Page 80 of Say You'll Never Let Go
She sticks close but doesn’t touch until his efforts have him trembling, and her gentle hand lands on his back, soft and still. Must have spent at least half an hour trying to throw up his insides before the dry heaving stops and he slumps, nearly delirious. He’s pliable and easily moved, letting her guide him until his head rests in her lap where she sits up against the outer wall.
Slow fingers sift through his hair, brushing it back off his face and eliciting a tingle across his scalp. “Something you ate?”
“Something I drank. I think my filter is broken,” he grunts, eyes fluttering closed as she strokes from his shoulder to elbow and up again.
He’s still relishing being this close to her. Despite feeling like death warmed over, he’d go through this a hundred times if it meant he’d end up here, pillowed on her thighs.
“We’ll use mine from now on. It’ll pass. Deep breaths.”
“I got sick like this once in the cell,” he says absently, not having enough sense anymore to curb it. “Was the worst day. Thought it would never stop.”
“When?”
“A few years ago maybe. I was so fucking sick. Dunno what did it. Bad rabbit meat, or maybe they did it on purpose.”
She sighs. “Last time it happened to me was that Christmas Eve dinner we had at the hibachi place. Remember?”
He huffs. “You barely made it out of the restaurant. It had to have been the rice.”
They have spent almost every holiday together when he wasn’t relocated across the country by the army. Thanksgiving at some dive bar, laughing over hot wings, and Christmas eating fried rice out of the carton in her apartment. That particular holiday saw fit to send her food poisoning.
“I’ve missed spending those days with you,” he says quietly. “Aside from the getting sick part.”
“I have, too. I don’t even know what day it is anymore, but let’s just assume we’re spending the holidays together again.”
He nuzzles his cheek against her thigh, wrapping an arm around her knees. “Glad you’re here now. I don’t feel as shit as I would if I were by myself.”
“I haven’t done anything to help,” she says, sadly.
“Yeah, you have.”
She’s done more than she knows. He wished for this back in the cell while he was curled up on the floor more times than he can count. She feels like home to him, and that makes even the worst moments bearable.
“Why Arizona? You never really said, other than that hike you want to try out.”
“I saw a commercial for it a long time ago. One of the few things I never forgot.”
“Come on.” She nudges him like he’s teasing. “Really.”
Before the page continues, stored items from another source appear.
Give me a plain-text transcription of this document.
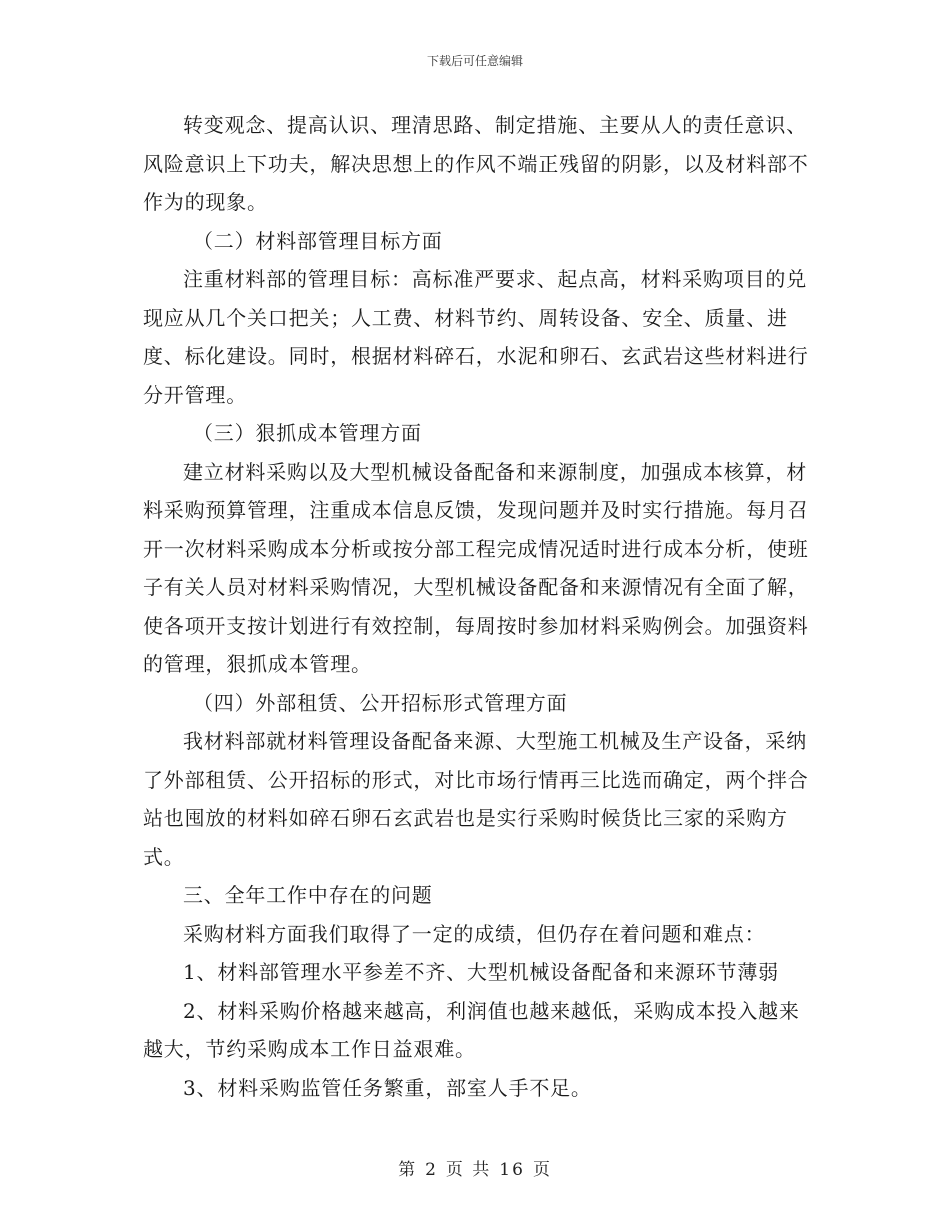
下载后可任意编辑

转变观念、提高认识、理清思路、制定措施、主要从人的责任意识、风险意识上下功夫，解决思想上的作风不端正残留的阴影，以及材料部不作为的现象。

（二）材料部管理目标方面

注重材料部的管理目标：高标准严要求、起点高，材料采购项目的兑现应从几个关口把关；人工费、材料节约、周转设备、安全、质量、进度、标化建设。同时，根据材料碎石，水泥和卵石、玄武岩这些材料进行分开管理。

（三）狠抓成本管理方面

建立材料采购以及大型机械设备配备和来源制度，加强成本核算，材料采购预算管理，注重成本信息反馈，发现问题并及时实行措施。每月召开一次材料采购成本分析或按分部工程完成情况适时进行成本分析，使班子有关人员对材料采购情况，大型机械设备配备和来源情况有全面了解，使各项开支按计划进行有效控制，每周按时参加材料采购例会。加强资料的管理，狠抓成本管理。

（四）外部租赁、公开招标形式管理方面

我材料部就材料管理设备配备来源、大型施工机械及生产设备，采纳了外部租赁、公开招标的形式，对比市场行情再三比选而确定，两个拌合站也囤放的材料如碎石卵石玄武岩也是实行采购时候货比三家的采购方式。

三、全年工作中存在的问题

采购材料方面我们取得了一定的成绩，但仍存在着问题和难点：

1、材料部管理水平参差不齐、大型机械设备配备和来源环节薄弱

2、材料采购价格越来越高，利润值也越来越低，采购成本投入越来越大，节约采购成本工作日益艰难。

3、材料采购监管任务繁重，部室人手不足。

第 2 页 共 16 页
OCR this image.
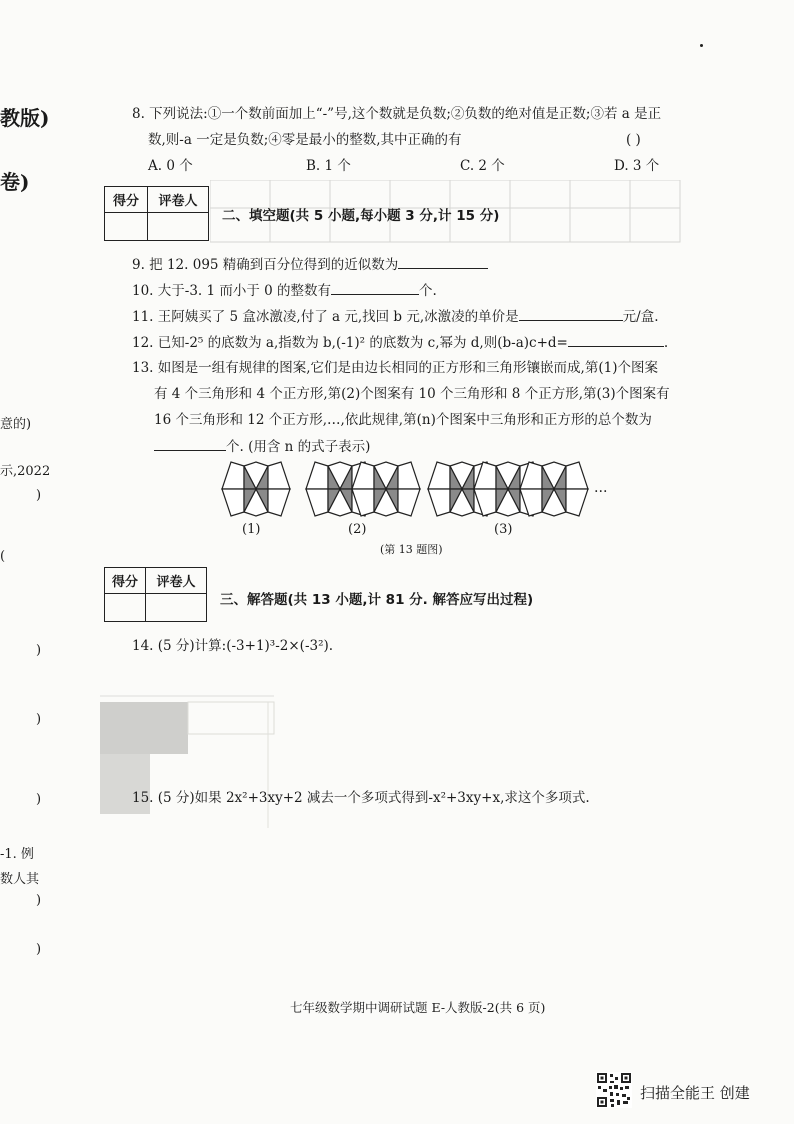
教版)
卷)
意的)
示,2022
)
(
)
)
)
-1. 例
数人其
)
)
8. 下列说法:①一个数前面加上“-”号,这个数就是负数;②负数的绝对值是正数;③若 a 是正
数,则-a 一定是负数;④零是最小的整数,其中正确的有	( )
A. 0 个	B. 1 个	C. 2 个	D. 3 个
得分	评卷人

二、填空题(共 5 小题,每小题 3 分,计 15 分)
9. 把 12. 095 精确到百分位得到的近似数为
10. 大于-3. 1 而小于 0 的整数有	个.
11. 王阿姨买了 5 盒冰激凌,付了 a 元,找回 b 元,冰激凌的单价是	元/盒.
12. 已知-2⁵ 的底数为 a,指数为 b,(-1)² 的底数为 c,幂为 d,则(b-a)c+d=	.
13. 如图是一组有规律的图案,它们是由边长相同的正方形和三角形镶嵌而成,第(1)个图案
有 4 个三角形和 4 个正方形,第(2)个图案有 10 个三角形和 8 个正方形,第(3)个图案有
16 个三角形和 12 个正方形,…,依此规律,第(n)个图案中三角形和正方形的总个数为
个. (用含 n 的式子表示)
…
(1)	(2)	(3)
(第 13 题图)
得分	评卷人

三、解答题(共 13 小题,计 81 分. 解答应写出过程)
14. (5 分)计算:(-3+1)³-2×(-3²).
15. (5 分)如果 2x²+3xy+2 减去一个多项式得到-x²+3xy+x,求这个多项式.
七年级数学期中调研试题 E-人教版-2(共 6 页)
扫描全能王 创建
“Nah, really.Arizona, get lost while finding yourself. Cheesy slogan, but it looked so…different from anything I’d ever seen. Like the perfect place to get lost and start over.”
“Is that what we’re doing out here? Starting over?”
“I hope so. I want to.”
“Me too.”
Chapter 23
Kara has never seen Wade so miserable. Even more jarring is how he clung to her while resting in her lap, curling his arm around her legs and settling in like she somehow made it better just by being there.
Not long ago, he was fresh off isolation and pressed up against the wall to avoid her. Funny how quickly things change.
Food poisoning is rarely deadly, but she’s hypersensitive. Seeing him suffer taps into a deep-seated fear of losing him again. She’s been awake half the night, watching the rise and fall of his chest after she urged him into bed, exhausted from the ordeal. He passed out fast once she tugged off his boots, pulled the blanket around his shoulders, and joined him, but her eyes took forever to finally close and only netted her a few hours of sleep.
What if she wakes up later, and he’s gone? Dehydration isn’t something to mess with.
It’s not the plague, she reminds herself. They’ve already survived that. He can survive this lesser ordeal, too.